Вот и здесь. “Преступление и наказание” это не то, что мы читаем глазами. Вернее, то, что читаем, всего лишь видимая нами часть; часть того, что мы не способны постичь. Но читая непосредственно текст, мы способны воспринимать его в расширениях смыслов. Это темная энергия всей “вещи” так воздействует на него – на текст: расширяет смыслы его!.. Придает событиям определенный порядок движения…
Она же структурирует текст – вплоть до построения фразы, до порядка слов.
Иными словами, она осуществляет нам предъявляемое.
И только этим выдает себя.
Допуская возможность задуматься нам, как и что получается.
Рабочее название будущей главы —
СКРЫТАЯ ЭНЕРГИЯ
И СКРЫТАЯ МАССА
ТЕКСТА
[33]
Так вот в чем дело!.. Теперь я понял, чего добивалась Евгения Львовна!
Она пыталась заставить меня забыть “Преступление и наказание”!.. Забыть полностью – и текст целиком, и имена героев… Уколами не помогло, так своими изощренными методами добивалась… А вон как вышло!.. Не вынесла моральной тяжести вины пассивного соучастника преступления… А я предупреждал…

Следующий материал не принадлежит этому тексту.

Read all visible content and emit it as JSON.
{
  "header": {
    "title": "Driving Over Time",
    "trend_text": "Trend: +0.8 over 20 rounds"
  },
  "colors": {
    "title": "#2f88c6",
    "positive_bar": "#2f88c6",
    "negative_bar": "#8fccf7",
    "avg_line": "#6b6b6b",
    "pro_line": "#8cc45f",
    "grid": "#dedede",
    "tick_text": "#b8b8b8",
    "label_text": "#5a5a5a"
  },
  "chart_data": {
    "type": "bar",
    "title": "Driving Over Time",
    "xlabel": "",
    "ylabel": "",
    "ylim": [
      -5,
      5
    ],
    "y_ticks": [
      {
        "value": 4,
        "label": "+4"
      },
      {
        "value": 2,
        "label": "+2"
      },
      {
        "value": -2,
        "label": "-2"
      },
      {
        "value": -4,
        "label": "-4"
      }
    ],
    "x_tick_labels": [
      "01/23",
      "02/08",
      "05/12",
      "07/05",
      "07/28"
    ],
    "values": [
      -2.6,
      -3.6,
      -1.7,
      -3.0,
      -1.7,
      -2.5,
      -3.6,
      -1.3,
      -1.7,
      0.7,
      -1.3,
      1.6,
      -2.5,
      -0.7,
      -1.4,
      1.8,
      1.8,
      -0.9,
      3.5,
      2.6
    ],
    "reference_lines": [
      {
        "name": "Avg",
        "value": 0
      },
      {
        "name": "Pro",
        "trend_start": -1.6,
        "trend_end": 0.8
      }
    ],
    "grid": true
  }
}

Значит, говорите, на себя донести собралась… Закономерно! Было бы куда… Была бы только инстанция!..
Кира Степановна, я не знал, что Вы с сестрой на ножах; среди близнецов такое редко бывает.
Спасибо Вам за понимание – за понимание не столько того, что это значит, сколько того, что это значит для меня – быть, по самоощущению, “Преступлением и наказанием”.
Спасибо за разрешение; большего мне и не надо! Я ведь не собираюсь афишировать свою проблематичную самость.
Хотите расскажу, в какой момент моего выступления меня накрыло это знание: кто я?
Я лекцию читал, заговорил о камне. О том самом.
В какой-то момент я почувствовал, что мне открывается нечто. И это лишь тем объяснимо, что я говорю о себе, а не о чем-то мне внеположном.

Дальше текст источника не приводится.